The challenges posed by the exponential growth of data are immense, but the benefits of overcoming these challenges are equally significant. By adopting a proactive approach to data management, the Australian Army can maintain a competitive edge, improve decision-making processes, and enhance overall operational effectiveness. This strategic focus on data will not only address current issues but also future-proof the Army against emerging threats in an increasingly data-driven world. Now is the time for the Australian Army to lead by example and transform its approach to data, setting a standard for modern military operations globally.
Expenditure on buzzwords, which are well outside army’s traditional remit; come at real cost to army’s ability to actually generate the capability it needs to meet its core role.
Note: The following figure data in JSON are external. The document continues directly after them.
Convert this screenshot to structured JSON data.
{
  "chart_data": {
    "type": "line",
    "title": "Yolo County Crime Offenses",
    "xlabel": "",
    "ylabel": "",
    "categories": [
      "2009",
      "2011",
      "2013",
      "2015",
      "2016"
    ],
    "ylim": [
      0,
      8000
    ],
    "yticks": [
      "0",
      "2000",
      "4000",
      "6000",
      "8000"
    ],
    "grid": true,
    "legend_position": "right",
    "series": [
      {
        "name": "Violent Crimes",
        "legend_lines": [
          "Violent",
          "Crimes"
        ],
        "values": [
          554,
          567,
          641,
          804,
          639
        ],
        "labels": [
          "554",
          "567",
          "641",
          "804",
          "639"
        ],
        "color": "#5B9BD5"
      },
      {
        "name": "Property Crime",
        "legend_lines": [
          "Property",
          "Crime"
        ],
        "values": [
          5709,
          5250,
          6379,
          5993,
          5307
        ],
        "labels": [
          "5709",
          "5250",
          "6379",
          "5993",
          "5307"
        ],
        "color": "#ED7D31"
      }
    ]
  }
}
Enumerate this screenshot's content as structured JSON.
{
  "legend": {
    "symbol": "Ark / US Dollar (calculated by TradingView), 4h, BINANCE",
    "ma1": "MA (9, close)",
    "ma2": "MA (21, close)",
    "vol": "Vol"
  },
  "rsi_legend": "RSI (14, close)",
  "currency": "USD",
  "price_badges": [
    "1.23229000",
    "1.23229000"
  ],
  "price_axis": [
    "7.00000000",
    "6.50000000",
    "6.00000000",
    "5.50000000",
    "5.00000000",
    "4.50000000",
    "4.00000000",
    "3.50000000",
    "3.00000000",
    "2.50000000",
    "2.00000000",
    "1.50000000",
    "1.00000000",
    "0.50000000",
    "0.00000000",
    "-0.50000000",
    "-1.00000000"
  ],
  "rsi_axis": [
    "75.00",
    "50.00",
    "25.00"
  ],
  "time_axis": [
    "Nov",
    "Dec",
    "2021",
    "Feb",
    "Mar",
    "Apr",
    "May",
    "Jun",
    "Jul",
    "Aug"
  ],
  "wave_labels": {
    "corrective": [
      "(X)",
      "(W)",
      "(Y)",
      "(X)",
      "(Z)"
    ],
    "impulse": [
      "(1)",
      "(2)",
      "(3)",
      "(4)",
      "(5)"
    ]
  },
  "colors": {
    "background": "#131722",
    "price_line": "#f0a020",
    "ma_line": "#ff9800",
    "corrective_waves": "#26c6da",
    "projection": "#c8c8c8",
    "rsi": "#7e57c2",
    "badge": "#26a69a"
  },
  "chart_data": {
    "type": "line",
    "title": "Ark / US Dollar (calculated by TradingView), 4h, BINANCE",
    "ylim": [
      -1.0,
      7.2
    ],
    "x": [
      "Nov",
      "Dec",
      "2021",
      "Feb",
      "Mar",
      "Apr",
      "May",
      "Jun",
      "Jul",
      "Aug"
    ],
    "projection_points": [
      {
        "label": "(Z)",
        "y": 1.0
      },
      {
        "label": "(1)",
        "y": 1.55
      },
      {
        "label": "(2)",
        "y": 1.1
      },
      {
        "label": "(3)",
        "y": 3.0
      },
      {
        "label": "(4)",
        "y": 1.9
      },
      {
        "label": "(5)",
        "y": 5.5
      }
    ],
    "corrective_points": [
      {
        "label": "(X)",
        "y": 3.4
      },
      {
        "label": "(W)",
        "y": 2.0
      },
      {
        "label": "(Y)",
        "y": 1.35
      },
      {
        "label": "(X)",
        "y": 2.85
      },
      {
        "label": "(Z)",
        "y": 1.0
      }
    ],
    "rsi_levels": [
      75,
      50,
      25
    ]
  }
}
Army also, in its current structure directly collects limited amounts of the kind of raw data (outside some key capabilities) this kind of expenditure would justify.
To me, this problem set is defence wide and better served with a DoD civilian workforce (or given time, AI) to service.
"To me, this problem set is Defence wide and better served with a DoD civilian workforce (or given time, AI) to service."
But my question is - how is the AI going to learn what data is important to Army?
We are in the nascent stage of using data within Defence. While there is immense potential from data, it is fair to suggest Army that without investment in a workforce - uniform, civilian, or contractor - to identify, refine, and validate its future data needs we will just continue to overlook opportunities. This is no different to any military technology - we wouldn't leave the development of our next service rifle to someone that has only shot civilian sporting rifles.
The author has done a good job casting a spotlight on a important challenge for Army, and offers some potential types of solutions, acknowledging there is still more work to go. We shouldn't get so caught up on the words, we overlook the message.
The ADF’s Defence Date Strategy is weasel words that has delivered little capability (as did the previous IM strategy); the first line in the strategy vision states “Data-driven insights becoming an embedded part of our work”. The services all seem to do their own IM thing (different platforms, processes etc). Units depend on massive volumes of unstructured, poorly governed data, a records management system that uses a 20 year-old architecture, excel, end of life Sharepoint. A good start would be to turn the Defence Data Strategy into actionable plans that demonstrate value at unit level - not just in Canberra. The ASI on IM needs to be more than just records management and a grab bag of compliance tasks that units are not resourced to deliver.